Source:  Virginia Department of Health COVID-19 dashboard accessed 10/27/2021.

That’s just the raw observational data.  It doesn’t even account for the much younger age (and far lower risk of death) of the average un-vaccinated individual remaining in Virginia.  The true apples-to-apples impact of vaccines on COVID-19 deaths is almost certainly larger than what is shown above.  But this is good enough to get the point across with no statistical hocus-pocus.

Not to worry.  You’ll just have to focus on non-COVID deaths instead.

But you can’t directly compare non-COVID deaths among the vaccinated and un-vaccinated populations, either.  As I showed in yesterday’s post, if you do the obvious thing — track individuals who were and were not vaccinated, and compare the death rates — you end up with nothing.  No excess mortality in the randomized controlled trials, in a study of hundreds of nursing homes, or in a study of 11 million persons in seven large health care plans.

So your last chance of scaring people, on the risk-of-death front, is to fuzzy things up as much as possible.  The only thing left for you to do is to talk about  non-COVID deaths, and avoid directly comparing the the vaccinated and un-vaccinated populations.

But that’s OK, because if there’s enough stuff to look at, you can always find something to point to.  Surely, somewhere, for some population, for some cause of death, for some time period, some mortality rate must have gone up after COVID-19 vaccination started.  All you have to do is point to that and call it your smoking gun.  It doesn’t matter if no serious analyst would accept that as evidence because, let’s face it, the people who you’re aiming this at aren’t exactly the sharpest knives in the drawer.  All you need is something that’s adequate for your target population.  Pretty much any claim will do when your audience is sufficiently credulous.

And so we arrive at the current bit of Fox-pushed nonsense.  This nonsense being that, somehow, indirectly, in some countries, for some age groups, for some time periods — but not for others, and with no direct link to the level of COVID-19 vaccinations — the COVID-19 vaccine has caused large increases in non-COVID deaths that are visible as excess non-COVID mortality in national mortality statistics.
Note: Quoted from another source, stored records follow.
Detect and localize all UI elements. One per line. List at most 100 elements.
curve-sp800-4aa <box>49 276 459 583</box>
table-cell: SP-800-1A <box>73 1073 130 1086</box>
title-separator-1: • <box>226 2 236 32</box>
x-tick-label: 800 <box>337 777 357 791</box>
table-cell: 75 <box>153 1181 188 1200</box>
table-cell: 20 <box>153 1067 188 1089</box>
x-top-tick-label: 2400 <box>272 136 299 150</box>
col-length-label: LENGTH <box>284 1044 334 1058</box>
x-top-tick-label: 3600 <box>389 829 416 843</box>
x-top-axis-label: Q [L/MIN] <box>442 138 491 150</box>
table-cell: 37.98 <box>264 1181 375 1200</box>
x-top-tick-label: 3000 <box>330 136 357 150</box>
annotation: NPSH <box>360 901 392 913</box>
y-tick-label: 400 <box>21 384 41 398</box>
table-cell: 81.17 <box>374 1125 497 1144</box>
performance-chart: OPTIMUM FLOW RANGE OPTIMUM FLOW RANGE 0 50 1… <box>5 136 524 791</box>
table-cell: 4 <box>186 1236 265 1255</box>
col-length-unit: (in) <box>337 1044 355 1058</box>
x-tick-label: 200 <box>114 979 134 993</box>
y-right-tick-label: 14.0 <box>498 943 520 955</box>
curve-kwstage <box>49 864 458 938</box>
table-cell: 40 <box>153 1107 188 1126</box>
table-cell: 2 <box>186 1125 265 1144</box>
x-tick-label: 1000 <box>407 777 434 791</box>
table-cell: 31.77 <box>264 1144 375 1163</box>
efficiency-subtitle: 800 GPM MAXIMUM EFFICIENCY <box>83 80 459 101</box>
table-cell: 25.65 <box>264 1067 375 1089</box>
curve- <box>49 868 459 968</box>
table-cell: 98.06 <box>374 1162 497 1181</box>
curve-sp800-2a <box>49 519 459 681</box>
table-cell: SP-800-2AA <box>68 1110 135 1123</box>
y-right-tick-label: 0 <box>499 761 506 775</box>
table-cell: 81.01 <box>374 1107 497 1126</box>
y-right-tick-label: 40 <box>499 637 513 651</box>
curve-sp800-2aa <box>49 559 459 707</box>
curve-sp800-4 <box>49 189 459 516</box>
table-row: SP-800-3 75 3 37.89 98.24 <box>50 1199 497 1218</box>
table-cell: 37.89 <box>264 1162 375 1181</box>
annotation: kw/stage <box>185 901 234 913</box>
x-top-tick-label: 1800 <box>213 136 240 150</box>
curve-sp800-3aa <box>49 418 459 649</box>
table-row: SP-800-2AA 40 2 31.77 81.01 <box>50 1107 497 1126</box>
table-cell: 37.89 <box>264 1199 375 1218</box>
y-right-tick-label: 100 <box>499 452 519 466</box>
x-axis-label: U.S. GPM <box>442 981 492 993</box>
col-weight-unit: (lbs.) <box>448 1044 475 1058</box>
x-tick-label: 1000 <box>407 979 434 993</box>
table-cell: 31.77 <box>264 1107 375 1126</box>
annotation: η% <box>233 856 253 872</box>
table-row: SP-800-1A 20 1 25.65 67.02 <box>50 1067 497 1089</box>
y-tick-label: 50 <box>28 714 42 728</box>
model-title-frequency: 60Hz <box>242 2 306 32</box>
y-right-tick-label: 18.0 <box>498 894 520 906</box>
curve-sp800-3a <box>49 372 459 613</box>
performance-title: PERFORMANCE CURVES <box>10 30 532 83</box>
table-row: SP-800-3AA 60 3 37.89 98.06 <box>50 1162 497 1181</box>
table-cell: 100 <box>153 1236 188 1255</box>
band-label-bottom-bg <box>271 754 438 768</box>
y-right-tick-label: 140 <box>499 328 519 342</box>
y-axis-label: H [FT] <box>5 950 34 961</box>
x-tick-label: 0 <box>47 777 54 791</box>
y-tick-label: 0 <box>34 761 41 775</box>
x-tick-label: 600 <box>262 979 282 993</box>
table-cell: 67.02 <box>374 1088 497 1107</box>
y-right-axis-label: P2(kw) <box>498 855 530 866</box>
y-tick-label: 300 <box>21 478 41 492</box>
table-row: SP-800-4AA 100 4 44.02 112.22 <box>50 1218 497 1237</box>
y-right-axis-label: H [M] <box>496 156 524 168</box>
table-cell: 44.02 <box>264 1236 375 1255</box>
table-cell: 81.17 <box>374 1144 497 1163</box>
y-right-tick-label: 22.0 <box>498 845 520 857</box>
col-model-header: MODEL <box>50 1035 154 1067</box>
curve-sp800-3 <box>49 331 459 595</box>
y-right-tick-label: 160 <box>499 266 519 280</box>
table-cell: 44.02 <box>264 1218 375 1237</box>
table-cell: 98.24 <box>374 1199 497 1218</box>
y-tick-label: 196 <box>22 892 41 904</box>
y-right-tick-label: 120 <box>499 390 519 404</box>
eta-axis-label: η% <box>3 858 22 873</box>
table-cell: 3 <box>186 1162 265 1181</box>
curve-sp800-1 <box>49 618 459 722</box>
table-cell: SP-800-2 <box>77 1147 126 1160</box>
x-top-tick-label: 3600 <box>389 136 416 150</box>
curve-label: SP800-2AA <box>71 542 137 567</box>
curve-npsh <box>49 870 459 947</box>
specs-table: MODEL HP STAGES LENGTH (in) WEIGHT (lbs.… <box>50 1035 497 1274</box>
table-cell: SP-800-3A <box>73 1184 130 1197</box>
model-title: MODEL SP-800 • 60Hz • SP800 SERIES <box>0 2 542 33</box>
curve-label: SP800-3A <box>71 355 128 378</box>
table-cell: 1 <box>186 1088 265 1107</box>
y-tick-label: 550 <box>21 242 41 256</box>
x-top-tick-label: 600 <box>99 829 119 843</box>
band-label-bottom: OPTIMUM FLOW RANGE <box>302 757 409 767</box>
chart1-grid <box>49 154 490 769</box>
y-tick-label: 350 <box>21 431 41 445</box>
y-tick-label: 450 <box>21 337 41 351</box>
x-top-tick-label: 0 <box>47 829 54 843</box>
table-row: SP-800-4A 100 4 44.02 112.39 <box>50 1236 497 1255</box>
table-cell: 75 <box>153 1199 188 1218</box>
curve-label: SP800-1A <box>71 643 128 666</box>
Which I now hope you can recognize as a classic stopped-clock methodology.  Give me enough cells to look at — cause of death x age x time period x county — and I’m fairly sure I can find one that went up after vaccines were introduced.  Point to that one, ignore all the others, and you’re good to go.  There’s your answer.

So long as some estimate, somewhere, says that some population had excess non-COVID mortality in 2021, that’s all you need.  Find the clock that’s stopped at the right place, then point to it, wave your hands, and tell people that it means what you say it means.